Introduction / Context:
This question checks your ability to work with square roots and count integers in a range described using inequalities. Instead of asking directly for numbers between two integers, the problem uses square roots of non perfect squares, which forces you to approximate or reason about their integer parts and then count natural numbers between them.

Given Data / Assumptions:

• We consider the square root of 261, written as sqrt(261).
• We also consider the square root of 45109, written as sqrt(45109).
• We must find how many natural numbers lie strictly between these two square roots.
• Natural numbers are positive integers 1, 2, 3, and so on.

Concept / Approach:
The key idea is that if a real number t satisfies a < t < b, then the integers between a and b are counted by looking at the smallest integer greater than a and the largest integer less than b. In this case, since 261 and 45109 are not perfect squares, their square roots are not integers. We approximate or bound them to determine the first and last integers inside the open interval (sqrt(261), sqrt(45109)). Then we count how many integers fall in that interval.

Step-by-Step Solution:
Step 1: Observe that 16^2 = 256 and 17^2 = 289. Step 2: Since 261 is between 256 and 289, we know that 16 < sqrt(261) < 17. Step 3: Next, note that 212^2 = 44944 and 213^2 = 45369. Step 4: Since 45109 lies between 44944 and 45369, we have 212 < sqrt(45109) < 213. Step 5: We are asked to find natural numbers strictly between sqrt(261) and sqrt(45109), so we need integers n such that sqrt(261) < n < sqrt(45109). Step 6: From the bounds, this means we need integers strictly greater than 16 and strictly less than 213, but we have a tighter upper bound of less than 213, and sqrt(45109) is already between 212 and 213. Step 7: Therefore the smallest integer greater than sqrt(261) is 17. Step 8: The largest integer less than sqrt(45109) is 212. Step 9: The natural numbers satisfying the condition are 17, 18, 19, up to 212. Step 10: The count of integers from 17 to 212 is 212 - 17 + 1 = 196.
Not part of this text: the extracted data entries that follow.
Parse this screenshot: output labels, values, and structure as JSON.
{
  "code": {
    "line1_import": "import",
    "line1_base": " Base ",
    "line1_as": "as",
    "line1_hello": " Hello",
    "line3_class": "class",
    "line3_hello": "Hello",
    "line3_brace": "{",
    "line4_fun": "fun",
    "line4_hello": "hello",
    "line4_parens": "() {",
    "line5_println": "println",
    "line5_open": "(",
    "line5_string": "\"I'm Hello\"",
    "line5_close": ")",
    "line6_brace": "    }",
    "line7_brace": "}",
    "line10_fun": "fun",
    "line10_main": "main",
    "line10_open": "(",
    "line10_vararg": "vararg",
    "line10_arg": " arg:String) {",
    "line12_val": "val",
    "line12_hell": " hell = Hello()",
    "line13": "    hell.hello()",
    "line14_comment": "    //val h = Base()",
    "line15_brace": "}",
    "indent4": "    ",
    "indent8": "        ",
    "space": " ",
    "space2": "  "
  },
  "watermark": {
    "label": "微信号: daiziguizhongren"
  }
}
Verification / Alternative check:
One way to check is simply to compute the number of integers from 1 to 212, which is 212, and subtract the number from 1 to 16, which is 16. The result 212 - 16 = 196 again gives the count of integers from 17 to 212 inclusive. Since we have already shown that these are exactly the integers between the two square roots, this confirms that the answer is correct. No other integers can lie in the interval because any integer less than 17 would be less than sqrt(261), and any integer greater than 212 would exceed sqrt(45109).
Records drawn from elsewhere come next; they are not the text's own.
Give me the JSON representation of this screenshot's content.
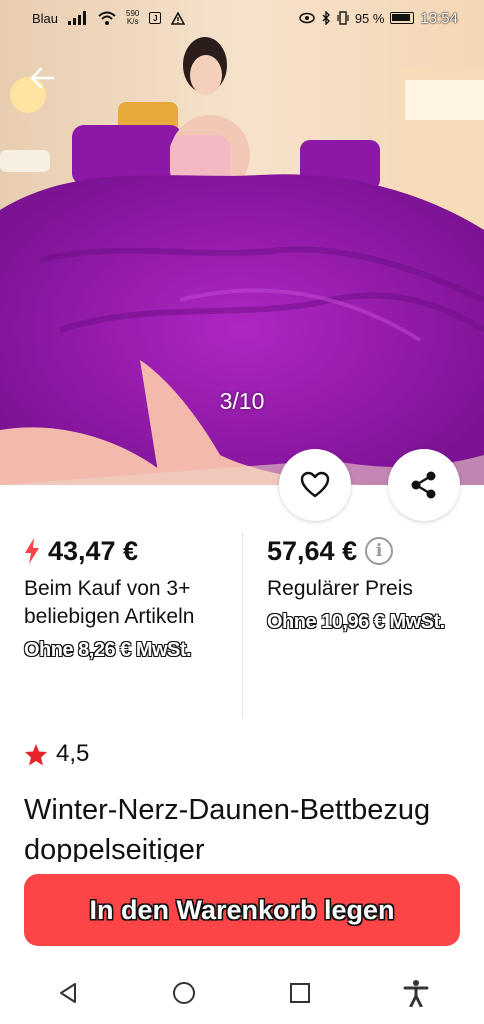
{
  "status_bar": {
    "carrier": "Blau",
    "speed_value": "590",
    "speed_unit": "K/s",
    "battery": "95 %",
    "time": "13:54",
    "sim_icon": "J"
  },
  "gallery": {
    "counter": "3/10",
    "image_colors": {
      "fur": "#9d1fb0",
      "fur_dark": "#6c0e86",
      "lining": "#f3b9ac",
      "wall": "#f1d9c0"
    }
  },
  "price_left": {
    "price": "43,47 €",
    "condition": "Beim Kauf von 3+ beliebigen Artikeln",
    "vat": "Ohne 8,26 € MwSt."
  },
  "price_right": {
    "price": "57,64 €",
    "label": "Regulärer Preis",
    "vat": "Ohne 10,96 € MwSt."
  },
  "rating": {
    "value": "4,5"
  },
  "product": {
    "title": "Winter-Nerz-Daunen-Bettbezug doppelseitiger"
  },
  "cta": {
    "label": "In den Warenkorb legen"
  },
  "colors": {
    "accent": "#fd4447",
    "star": "#e8242b"
  }
}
Why Other Options Are Wrong:
An answer of 144, 168, 195, or 200 would imply a shorter or longer range of integers. Such numbers come from incorrect bounds, such as using 18 instead of 17, or 211 instead of 212, or from miscounting the length of the interval. Precise identification of the lower and upper integer bounds is essential, and small off by one errors easily lead to those incorrect options.

Common Pitfalls:
A frequent mistake is forgetting that the interval is strict, so students sometimes include 16 or 213, which should not be counted. Another common issue is miscalculating the squares of 16, 17, 212, or 213, which shifts the bounding integers. Some learners also forget to add one when counting integers from m to n inclusive, leading to answers that are exactly one less than the true count. Careful work with inequalities and attentive counting help prevent these errors.

Final Answer:
The number of natural numbers between the two square roots is 196.